In a separate article (doi:10.1136/bmj.b67), Raftery argues that NICEs recent concession on expensive cancer drugs for people at the end of life will do little to increase the availability of these drugs. They will still fall foul of the criterion that there should be no alternative treatment with comparable benefits. Jane Speight and Matt Reaney want to see NICE take more account of patients perspectives rather than relying mainly on the values of the general population (doi:10.1136/bmj.b85). Michael Drummond and Anne Mason question the way NICE handles drugs for which companies submit no evidence (doi:10.1136/bmj.a3182). At the moment NICE makes no recommendation in these cases but allows the drugs to be funded, creating a perverse incentive for companies to withhold evidence.
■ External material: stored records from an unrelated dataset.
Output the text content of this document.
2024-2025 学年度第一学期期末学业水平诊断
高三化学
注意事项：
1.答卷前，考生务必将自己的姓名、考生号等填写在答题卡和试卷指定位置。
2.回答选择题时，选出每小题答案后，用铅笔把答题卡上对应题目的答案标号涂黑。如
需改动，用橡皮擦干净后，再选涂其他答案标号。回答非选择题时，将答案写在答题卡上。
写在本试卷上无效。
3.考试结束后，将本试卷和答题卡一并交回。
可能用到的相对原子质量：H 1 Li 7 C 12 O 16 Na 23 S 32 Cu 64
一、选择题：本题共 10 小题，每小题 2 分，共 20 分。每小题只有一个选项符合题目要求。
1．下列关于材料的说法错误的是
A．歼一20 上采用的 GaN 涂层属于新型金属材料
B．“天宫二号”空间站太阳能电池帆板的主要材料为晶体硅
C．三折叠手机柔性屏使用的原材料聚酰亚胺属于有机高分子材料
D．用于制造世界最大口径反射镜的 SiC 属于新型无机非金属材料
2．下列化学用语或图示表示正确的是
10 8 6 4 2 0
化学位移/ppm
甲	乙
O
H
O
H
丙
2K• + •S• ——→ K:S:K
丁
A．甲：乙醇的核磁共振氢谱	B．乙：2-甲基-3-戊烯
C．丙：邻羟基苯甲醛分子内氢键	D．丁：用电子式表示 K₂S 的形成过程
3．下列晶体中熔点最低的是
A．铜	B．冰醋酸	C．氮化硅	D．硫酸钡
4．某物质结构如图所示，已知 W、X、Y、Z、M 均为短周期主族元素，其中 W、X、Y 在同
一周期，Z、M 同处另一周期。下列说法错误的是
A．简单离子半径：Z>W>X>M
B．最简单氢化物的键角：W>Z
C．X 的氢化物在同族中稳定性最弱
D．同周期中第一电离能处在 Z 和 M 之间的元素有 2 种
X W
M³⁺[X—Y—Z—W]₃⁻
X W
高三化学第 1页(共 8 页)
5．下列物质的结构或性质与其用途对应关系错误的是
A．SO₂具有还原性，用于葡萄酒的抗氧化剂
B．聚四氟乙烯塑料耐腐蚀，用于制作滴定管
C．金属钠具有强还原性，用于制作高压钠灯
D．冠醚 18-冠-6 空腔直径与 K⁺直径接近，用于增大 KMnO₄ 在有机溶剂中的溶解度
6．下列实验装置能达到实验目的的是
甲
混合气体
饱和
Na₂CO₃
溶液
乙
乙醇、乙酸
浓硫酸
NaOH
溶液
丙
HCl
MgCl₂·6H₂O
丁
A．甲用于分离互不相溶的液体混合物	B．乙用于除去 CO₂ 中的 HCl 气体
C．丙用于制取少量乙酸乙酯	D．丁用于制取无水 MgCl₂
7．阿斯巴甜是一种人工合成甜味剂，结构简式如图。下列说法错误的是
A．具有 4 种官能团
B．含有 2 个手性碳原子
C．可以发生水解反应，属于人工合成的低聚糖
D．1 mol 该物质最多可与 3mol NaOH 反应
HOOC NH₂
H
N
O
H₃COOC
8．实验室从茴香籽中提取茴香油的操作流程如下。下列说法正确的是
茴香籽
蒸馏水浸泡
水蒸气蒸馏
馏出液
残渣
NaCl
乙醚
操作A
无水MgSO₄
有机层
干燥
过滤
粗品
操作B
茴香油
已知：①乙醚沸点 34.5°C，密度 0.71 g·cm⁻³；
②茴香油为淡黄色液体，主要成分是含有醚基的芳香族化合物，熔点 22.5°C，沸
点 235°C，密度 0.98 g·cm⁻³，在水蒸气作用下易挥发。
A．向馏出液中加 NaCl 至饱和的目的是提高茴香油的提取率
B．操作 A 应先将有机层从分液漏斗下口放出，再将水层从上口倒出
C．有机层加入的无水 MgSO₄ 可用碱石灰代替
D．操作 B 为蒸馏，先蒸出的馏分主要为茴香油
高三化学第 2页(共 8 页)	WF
NICE is a national treasure. It needs critical friends. Perhaps beyond sheer survival the clearest signs of its achievement over the past 10 years are its undiminished unpopularity with the drug industry and its growing popularity with governments around the world. As Nigel Hawkes quips in his report on NICEs global expansionism (doi:10.1136/bmj.b103), "the drug industry would love to have exported it, preferably somewhere like Mars."